The scrutiny panel was notified that a new strategic group had recently been formed and was chaired by the Director of Public Health and Public Protection. The group aimed to bring together partners from the Local Authority and Tees, Esk, Wear Valley NHS Foundation Trust who were responsible for Childrens services and CAMHS. Initially, the aim of the group was to audit and map current services and to consider wider strategic development of mental health provision for young people. In the first instance, the group would be considering best practice from local authorities such as Camden in order to inform future developments in Middlesbrough. It was added that Camden CAMHS in Schools offer meant that clinicians were based in primary, secondary and special schools. Through co-location, clinicians were able to build strong relationships with the schools they worked with by integrating with the schools culture and developing an understanding of the schools needs. A Member commented that it would be useful for the scrutiny panel to receive regular updates on the work of the group.
Impact of Bullying
Following a query from a Member, a discussion ensued regarding preventing and tackling bullying. It was commented that bullying could happen to all children and young people and it could affect their social, mental and emotional health. In all cases schools had a responsibility to support children who were bullied and make appropriate provision for a childs needs. The Director of Education advised that, by law, all state (not private) schools were required to have a behaviour policy in place that included measures to prevent all forms of bullying among pupils. It was explained that at a recent regional meeting, information was submitted on the number of parental complaints received by Ofsted about schools. It was highlighted that Middlesbrough had the lowest number of complaints in the region, therefore demonstrating that Middlesbrough schools were performing well at meeting their pupils needs. The Director added that the introduction of restorative practice would help teachers and pupils to choose a respectful, considered approach to conflict resolution and anti-bullying.
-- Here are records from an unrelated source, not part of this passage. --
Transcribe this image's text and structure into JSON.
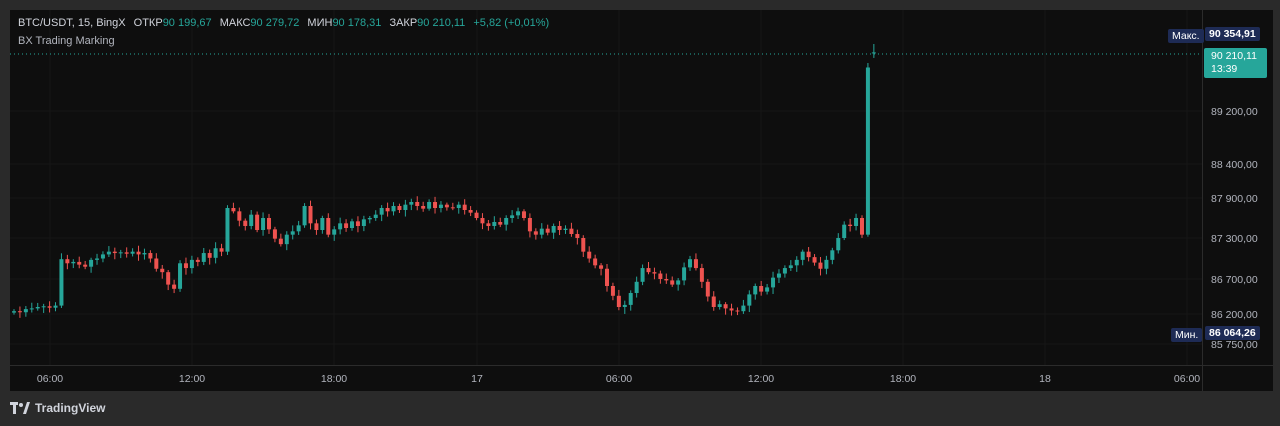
{
  "legend": {
    "symbol": "BTC/USDT, 15, BingX",
    "open_label": "ОТКР",
    "open_value": "90 199,67",
    "high_label": "МАКС",
    "high_value": "90 279,72",
    "low_label": "МИН",
    "low_value": "90 178,31",
    "close_label": "ЗАКР",
    "close_value": "90 210,11",
    "change": "+5,82 (+0,01%)"
  },
  "indicator": "BX Trading Marking",
  "price_axis": {
    "ticks": [
      "89 200,00",
      "88 400,00",
      "87 900,00",
      "87 300,00",
      "86 700,00",
      "86 200,00",
      "85 750,00"
    ],
    "max_label": "Макс.",
    "max_value": "90 354,91",
    "min_label": "Мин.",
    "min_value": "86 064,26",
    "last_price": "90 210,11",
    "last_time": "13:39"
  },
  "time_axis": {
    "ticks": [
      "06:00",
      "12:00",
      "18:00",
      "17",
      "06:00",
      "12:00",
      "18:00",
      "18",
      "06:00"
    ]
  },
  "branding": "TradingView",
  "colors": {
    "up": "#26a69a",
    "down": "#ef5350",
    "background": "#0e0e0e",
    "text": "#d1d4dc",
    "tag": "#1e2b55"
  },
  "chart_data": {
    "type": "candlestick",
    "title": "BTC/USDT, 15, BingX",
    "interval": "15",
    "ohlc": {
      "open": 90199.67,
      "high": 90279.72,
      "low": 90178.31,
      "close": 90210.11
    },
    "ylim": [
      85700,
      90700
    ],
    "max_marker": 90354.91,
    "min_marker": 86064.26,
    "closes": [
      86240,
      86225,
      86270,
      86280,
      86300,
      86310,
      86290,
      86320,
      86990,
      86930,
      86950,
      86910,
      86880,
      86980,
      87000,
      87060,
      87100,
      87080,
      87090,
      87070,
      87100,
      87060,
      87080,
      87000,
      86850,
      86800,
      86620,
      86560,
      86930,
      86860,
      86980,
      86950,
      87080,
      87010,
      87150,
      87100,
      87750,
      87700,
      87560,
      87480,
      87650,
      87420,
      87600,
      87430,
      87290,
      87210,
      87350,
      87400,
      87490,
      87780,
      87520,
      87420,
      87600,
      87350,
      87430,
      87520,
      87450,
      87550,
      87480,
      87580,
      87600,
      87650,
      87750,
      87700,
      87780,
      87720,
      87800,
      87840,
      87780,
      87740,
      87840,
      87750,
      87800,
      87760,
      87750,
      87800,
      87720,
      87680,
      87600,
      87520,
      87480,
      87540,
      87500,
      87600,
      87640,
      87700,
      87600,
      87400,
      87350,
      87440,
      87380,
      87480,
      87420,
      87440,
      87360,
      87300,
      87100,
      87000,
      86900,
      86850,
      86600,
      86460,
      86300,
      86330,
      86500,
      86660,
      86860,
      86800,
      86780,
      86700,
      86680,
      86620,
      86680,
      86870,
      86990,
      86860,
      86660,
      86450,
      86300,
      86340,
      86280,
      86250,
      86240,
      86320,
      86480,
      86600,
      86520,
      86580,
      86720,
      86780,
      86860,
      86900,
      86980,
      87100,
      87020,
      86940,
      86850,
      86980,
      87120,
      87300,
      87500,
      87480,
      87600,
      87350,
      89950,
      90210
    ]
  }
}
0-19 Healthier Together Service
The Chair advised that during proceedings the Service Manager for Harrogate and District NHS Foundation Trust had left the meeting due to feeling unwell. Members were therefore in agreement that the evidence pertaining to the 0-19 Healthier Together Service would be deferred until the next scheduled meeting (18 February).
AGREED as follows:
That the information presented at the meeting be considered in the context of the scrutiny panels investigation.
That evidence from the CAMHS Transformation/HeadStart Programme Manager and the Professional Lead for the 0-19 Healthier Together Service be deferred until the next meeting (18 February 2019).